Silent cerebral infarcts, those that are not associated with abnormalities on neurological exam, occur in 30–35% of children with SCA and are likely secondary to acute hemodynamic instability in the setting of chronic anemia ( Fig. 118.1A ). Children with SCA and silent infarcts have an increased risk for overt ischemic stroke and neurocognitive deficits. The Silent Cerebral Infarct Multi-Center Clinical Trial (SIT) was a large, randomized trial of regular blood transfusions in children with SCA and silent or overt stroke that demonstrated a strong protective effect (relative risk reduction 58%) in decreasing the incidence of overt stroke or enlarged silent cerebral infarct . Although screening neuroimaging should not be routinely performed , regular transfusion therapy is beneficial after identifying a child with silent cerebral infarcts in order to decrease their future risk for overt cerebral infarction.
Cerebral infarction is the most recognizable neurological complication in SCD patients ( Fig. 118.1B ). Infarction accounts for 75% of the strokes in SCD and is the most common stroke type in children. The average age for the first recognized cerebral infarct is 7.7 years with most occurring between ages 5 and 15 years. Markers of risk for cerebrovascular disease have been difficult to determine and in the majority of cases, no predisposing factors are recognized.
Large vessel occlusive disease occurs in the proximal anterior cranial vessels, most commonly in the intracranial portion of the internal carotid artery (ICA) ( Fig. 118.1C ) beyond the origin of the ophthalmic artery.
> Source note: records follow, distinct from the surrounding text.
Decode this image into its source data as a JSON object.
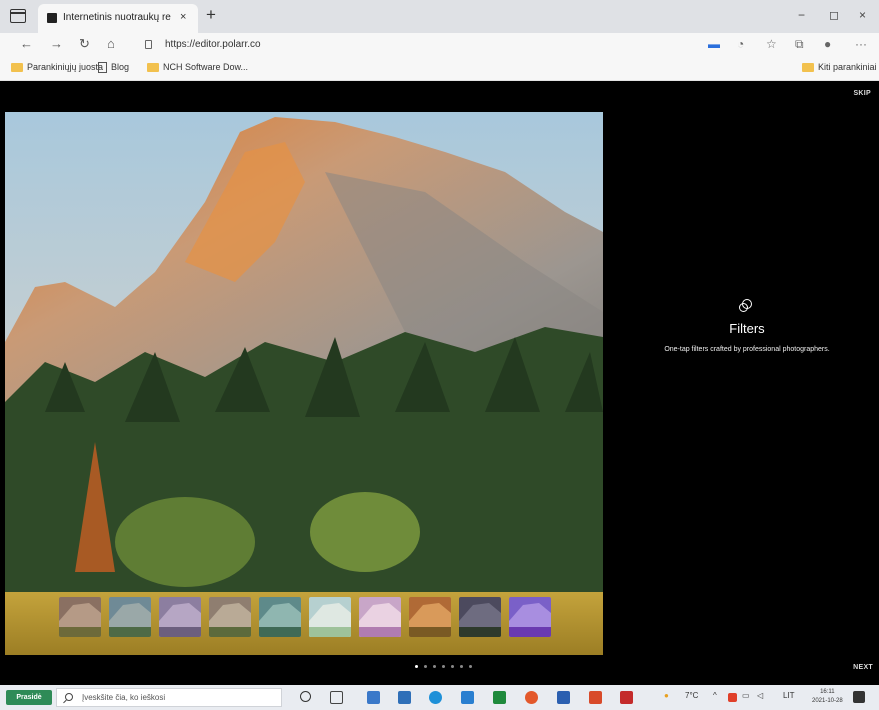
{
  "browser": {
    "tab_title": "Internetinis nuotraukų redagavi",
    "tab_close": "×",
    "new_tab": "+",
    "window_controls": [
      "−",
      "◻",
      "×"
    ],
    "address": "https://editor.polarr.co",
    "toolbar_icons": [
      "back-icon",
      "forward-icon",
      "refresh-icon",
      "home-icon",
      "lock-icon"
    ],
    "bookmarks": [
      {
        "label": "Parankiniųjų juosta",
        "icon": "folder-icon"
      },
      {
        "label": "Blog",
        "icon": "page-icon"
      },
      {
        "label": "NCH Software Dow...",
        "icon": "folder-icon"
      }
    ],
    "other_bookmarks": "Kiti parankiniai"
  },
  "onboarding": {
    "skip_label": "SKIP",
    "next_label": "NEXT",
    "feature_icon": "filters-icon",
    "feature_title": "Filters",
    "feature_description": "One-tap filters crafted by professional photographers.",
    "dots_total": 7,
    "dot_active": 0,
    "filter_count": 10
  },
  "taskbar": {
    "start_label": "Prasidė",
    "search_placeholder": "Įveskšite čia, ko ieškosi",
    "clock_time": "16:11",
    "clock_date": "2021-10-28",
    "lang": "LIT"
  },
  "colors": {
    "accent": "#000000",
    "weather": "#2e8b57",
    "folder": "#f2c14e"
  }
}
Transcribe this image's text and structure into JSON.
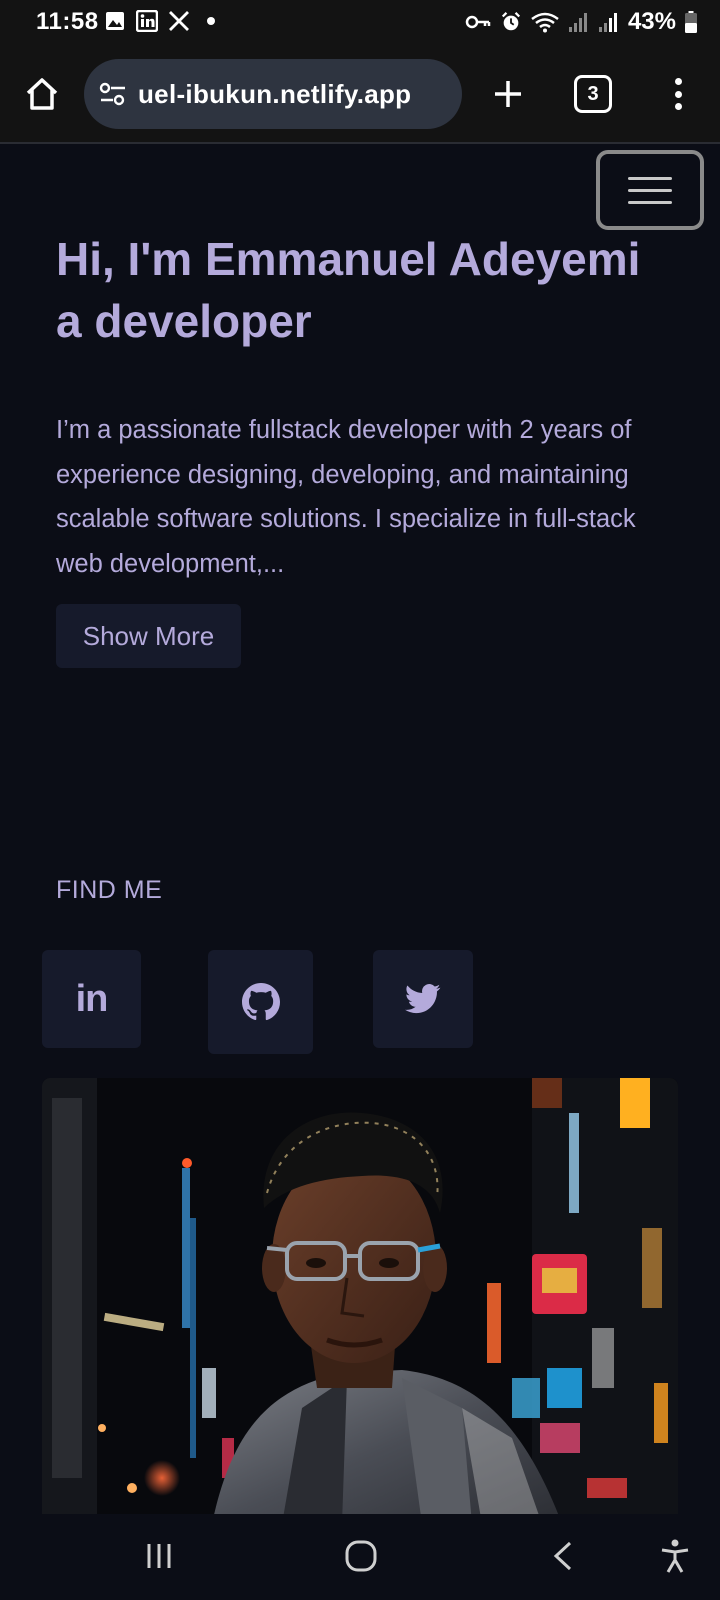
{
  "status_bar": {
    "time": "11:58",
    "left_icons": [
      "gallery-icon",
      "linkedin-icon",
      "x-icon",
      "dot-icon"
    ],
    "right_icons": [
      "key-icon",
      "alarm-icon",
      "wifi-icon",
      "signal-icon",
      "signal-icon",
      "battery-icon"
    ],
    "battery": "43%"
  },
  "browser": {
    "url": "uel-ibukun.netlify.app",
    "tab_count": "3"
  },
  "hero": {
    "title_line1": "Hi, I'm Emmanuel Adeyemi",
    "title_line2": "a developer",
    "description": "I’m a passionate fullstack developer with 2 years of experience designing, developing, and maintaining scalable software solutions. I specialize in full-stack web development,...",
    "show_more_label": "Show More"
  },
  "find_me": {
    "heading": "FIND ME",
    "socials": [
      {
        "name": "linkedin",
        "text": "in"
      },
      {
        "name": "github"
      },
      {
        "name": "twitter"
      }
    ]
  },
  "colors": {
    "background": "#0b0d16",
    "accent_text": "#b4aadb",
    "button_bg": "#161a2b",
    "browser_bar": "#131313",
    "url_pill": "#2e3440"
  }
}
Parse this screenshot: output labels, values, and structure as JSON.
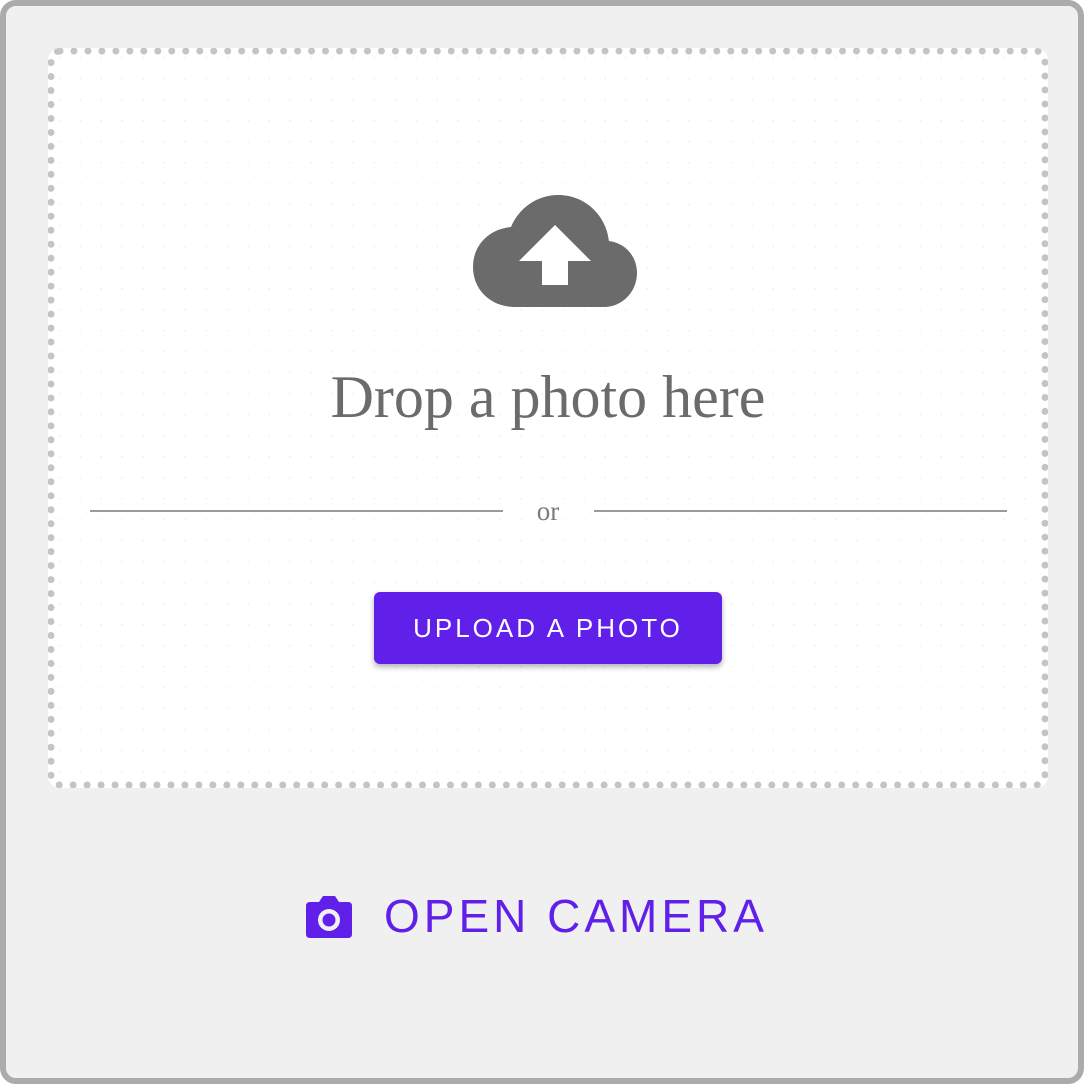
{
  "dropzone": {
    "title": "Drop a photo here",
    "divider_text": "or",
    "upload_label": "UPLOAD A PHOTO",
    "icon": "cloud-upload-icon"
  },
  "camera": {
    "label": "OPEN CAMERA",
    "icon": "camera-icon"
  },
  "colors": {
    "accent": "#6020ea",
    "icon_gray": "#6b6b6b",
    "frame_border": "#ababab",
    "background": "#f0f0f0"
  }
}
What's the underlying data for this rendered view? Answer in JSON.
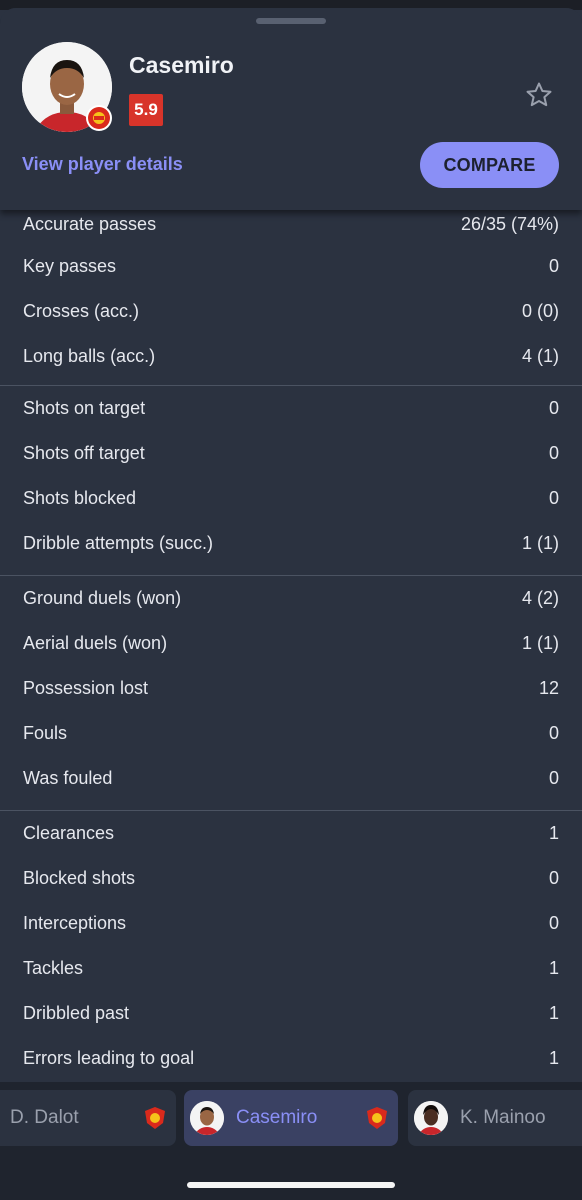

This vasculopathy may be due to repeated trauma from sickled cells in areas of flow turbulence. Sickled cells have a higher viscosity and an increased adherence to the vascular endothelium, causing rheological injury, direct mechanical trauma, and endothelial damage leading to thrombus formation. Reparative processes may also contribute to pathology through smooth muscle hypertrophy, vessel wall thickening, and stenosis.
Chronic anemia causes increased cerebral blood flow (CBF) due to arteriolar vasodilation. This dilation may alter the vasomotor regulatory responses to CBF decreases during arterial occlusion or decrease in hematocrit. The latter explains why an acute decrease in hematocrit or other exacerbations of SCD are at times associated with cerebral infarction.